There’s a lot of geostrategic ambition riding on Xinjiang, since it plays a pivotal role in China’s Belt and Road Initiative which will upset unipolar US planetary dominance unless thwarted. Which of course means the west has a vested interest in disrupting China’s goals in that region, since US hegemony depends on keeping other nations down. Propaganda is being used to facilitate that agenda.
Ultimately this is all a part of the slow-motion third world war between the US-centralized power alliance and nations like China which have refused to be absorbed into that alliance. This slow-motion third world war is largely facilitated by dominance of international mainstream narratives about unabsorbed nations.
I Don’t Always Believe CIA Narratives. But When I Do, I Believe Them About China.
"China is such a curious anomaly in the narrative matrix. Many who are normally skeptical of claims by western governments immediately swallow anything said about China."https://t.co/1EtQOPOFee
— Caitlin Johnstone ⏳ (@caitoz) July 22, 2020
The above videos are a good illustration of the power of narrative. People believe they’re seeing undeniable video footage of an atrocity being perpetrated by a specific government, solely because the bit of text over the video told them that’s what they’re seeing. They literally see what they’re told to see. The narrative overrides the actual raw data that they are taking in with their own eyes.

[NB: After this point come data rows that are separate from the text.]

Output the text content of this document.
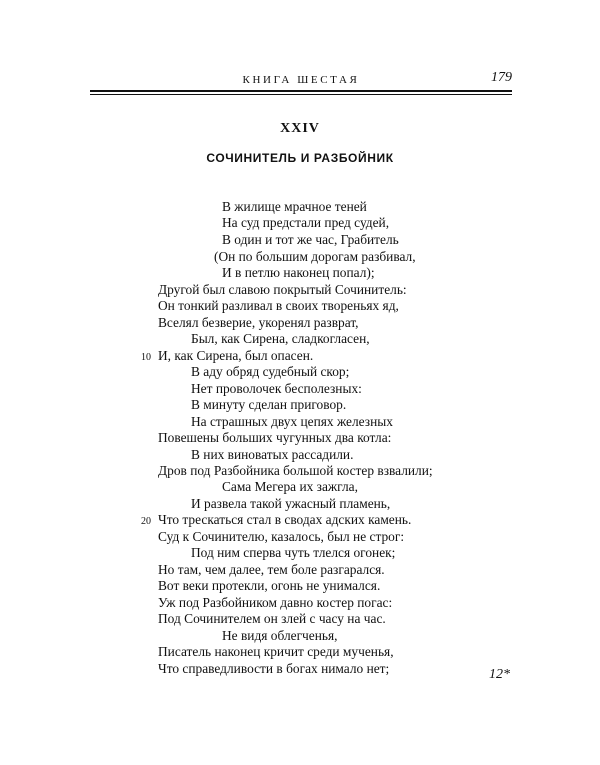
КНИГА ШЕСТАЯ	179
XXIV
СОЧИНИТЕЛЬ И РАЗБОЙНИК
В жилище мрачное теней
На суд предстали пред судей,
В один и тот же час, Грабитель
(Он по большим дорогам разбивал,
И в петлю наконец попал);
Другой был славою покрытый Сочинитель:
Он тонкий разливал в своих твореньях яд,
Вселял безверие, укоренял разврат,
Был, как Сирена, сладкогласен,
И, как Сирена, был опасен.
В аду обряд судебный скор;
Нет проволочек бесполезных:
В минуту сделан приговор.
На страшных двух цепях железных
Повешены больших чугунных два котла:
В них виноватых рассадили.
Дров под Разбойника большой костер взвалили;
Сама Мегера их зажгла,
И развела такой ужасный пламень,
Что трескаться стал в сводах адских камень.
Суд к Сочинителю, казалось, был не строг:
Под ним сперва чуть тлелся огонек;
Но там, чем далее, тем боле разгарался.
Вот веки протекли, огонь не унимался.
Уж под Разбойником давно костер погас:
Под Сочинителем он злей с часу на час.
Не видя облегченья,
Писатель наконец кричит среди мученья,
Что справедливости в богах нимало нет;
10
20
12*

The only sane response to a situation that is swamped with propaganda and disinformation is to hold tight to skepticism and agnosticism until presented with hard proof. Get comfortable with not knowing, and don’t forget that the power structures presenting you with these narratives have lied to you before.
Stay skeptical. Stay critical. Demand hard, verifiable proof about any claim about any US-targeted nation, and if it isn’t given to you, don’t swallow it. This is how you keep your head clear of the propaganda.